On Tuesday, September 28, at 4 pm, the former Prime Minister of Australia, the Hon. John Howard, will deliver the seventh Margaret Thatcher Freedom Lecture at The Heritage Foundation, under the auspices of the Margaret Thatcher Center, on The Anglosphere and the Advance of Freedom.
The Margaret Thatcher Freedom Lecture invites distinguished advocates of freedom to explore fundamental questions surrounding freedom as a primary principle of foreign policy. The first Freedom Lecture was delivered on September 7, 2006, by the Honorable Natan Sharansky, who asked the eloquent question “Is Freedom for Everyone?” That lecture was followed by others on economic freedom, religious freedom, the United Nations, the relationship between security and freedom, and President Obama’s universalism. The full texts of all the Margaret Thatcher Freedom Lectures are available through the Thatcher Center.
John Howard was Prime Minister of Australia from 1996 to 2007 and won four consecutive general elections. He presided over a period of unprecedented economic growth and prosperity, and of Australian leadership in world affairs. After the 9/11 attacks, he announced Australia’s “steadfast commitment to work with the United States,” and committed Australia’s military to the war in Afghanistan. In 2003, Australia joined the U.S. in Operation Iraqi Freedom, after Howard stated that this “is right, it is lawful, and it is in Australia’s national interest.” In 2009, he received the United States Presidential Medal of Freedom from President George W. Bush.
Like The Heritage Foundation, John Howard believes that freedom is for everyone. But throughout his career, Howard has fought for his belief that the English-speaking nations, the Anglosphere, have a special role to play in promoting the cause of freedom around the world. These nations have enduringly democratic political systems that are ultimately rooted in their shared commitment to individual freedoms and the rule of law.

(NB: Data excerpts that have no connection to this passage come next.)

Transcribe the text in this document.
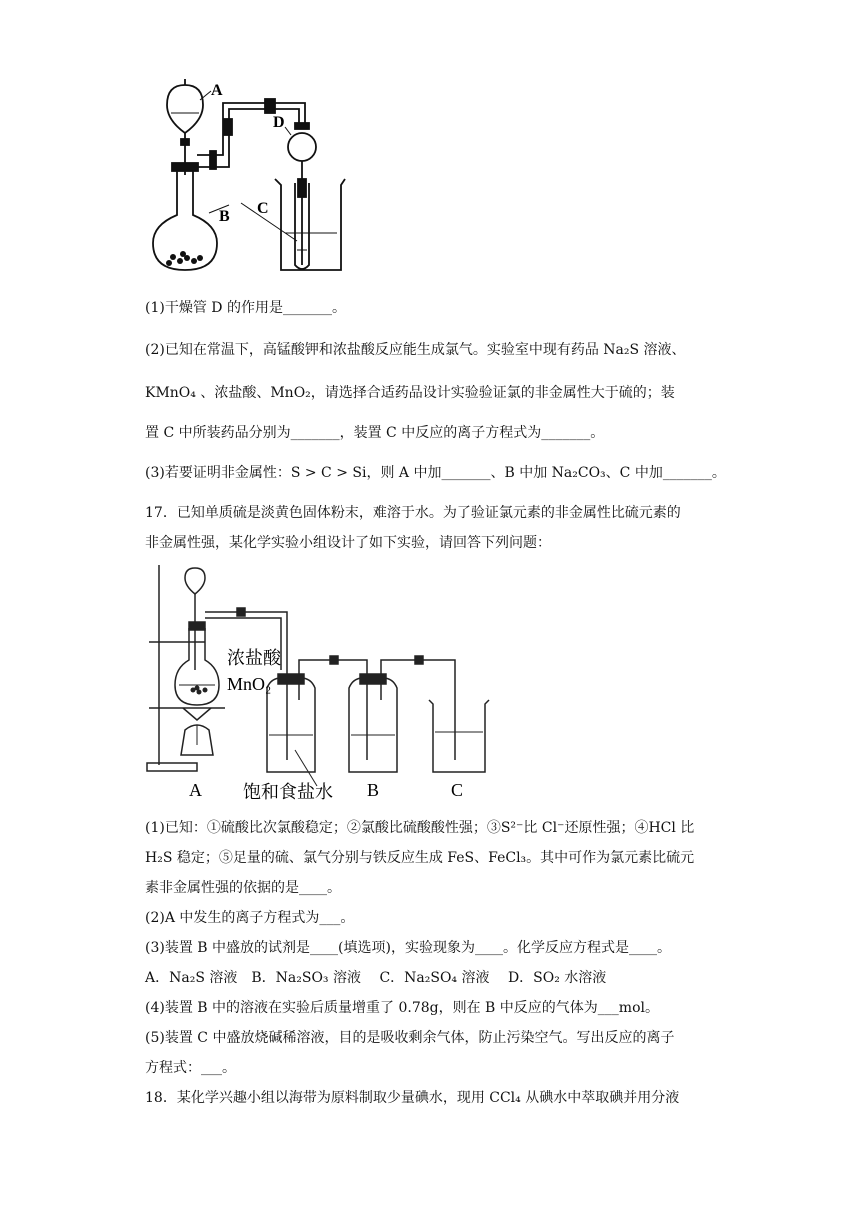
A
B C
D
(1)干燥管 D 的作用是_______。
(2)已知在常温下，高锰酸钾和浓盐酸反应能生成氯气。实验室中现有药品 Na₂S 溶液、
KMnO₄ 、浓盐酸、MnO₂，请选择合适药品设计实验验证氯的非金属性大于硫的；装
置 C 中所装药品分别为_______，装置 C 中反应的离子方程式为_______。
(3)若要证明非金属性：S > C > Si，则 A 中加_______、B 中加 Na₂CO₃、C 中加_______。
17．已知单质硫是淡黄色固体粉末，难溶于水。为了验证氯元素的非金属性比硫元素的
非金属性强，某化学实验小组设计了如下实验，请回答下列问题：
浓盐酸
MnO₂
A 饱和食盐水 B	C
(1)已知：①硫酸比次氯酸稳定；②氯酸比硫酸酸性强；③S²⁻比 Cl⁻还原性强；④HCl 比
H₂S 稳定；⑤足量的硫、氯气分别与铁反应生成 FeS、FeCl₃。其中可作为氯元素比硫元
素非金属性强的依据的是____。
(2)A 中发生的离子方程式为___。
(3)装置 B 中盛放的试剂是____(填选项)，实验现象为____。化学反应方程式是____。
A．Na₂S 溶液　B．Na₂SO₃ 溶液　 C．Na₂SO₄ 溶液　 D．SO₂ 水溶液
(4)装置 B 中的溶液在实验后质量增重了 0.78g，则在 B 中反应的气体为___mol。
(5)装置 C 中盛放烧碱稀溶液，目的是吸收剩余气体，防止污染空气。写出反应的离子
方程式：___。
18．某化学兴趣小组以海带为原料制取少量碘水，现用 CCl₄ 从碘水中萃取碘并用分液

They are sovereign nation states, and deserve their sovereignty because of the liberties they embody.
The nations of the Anglosphere must retain their cultural self-confidence, which if lost will limit their commitment to liberty, and be wary of supranationalism, which will erode their ability to govern themselves and to collaborate freely with each other. In this lecture, Howard will speak on these life-long convictions, and on the unique contributions the Anglosphere nations have made—and must continue to make—to the advance of freedom.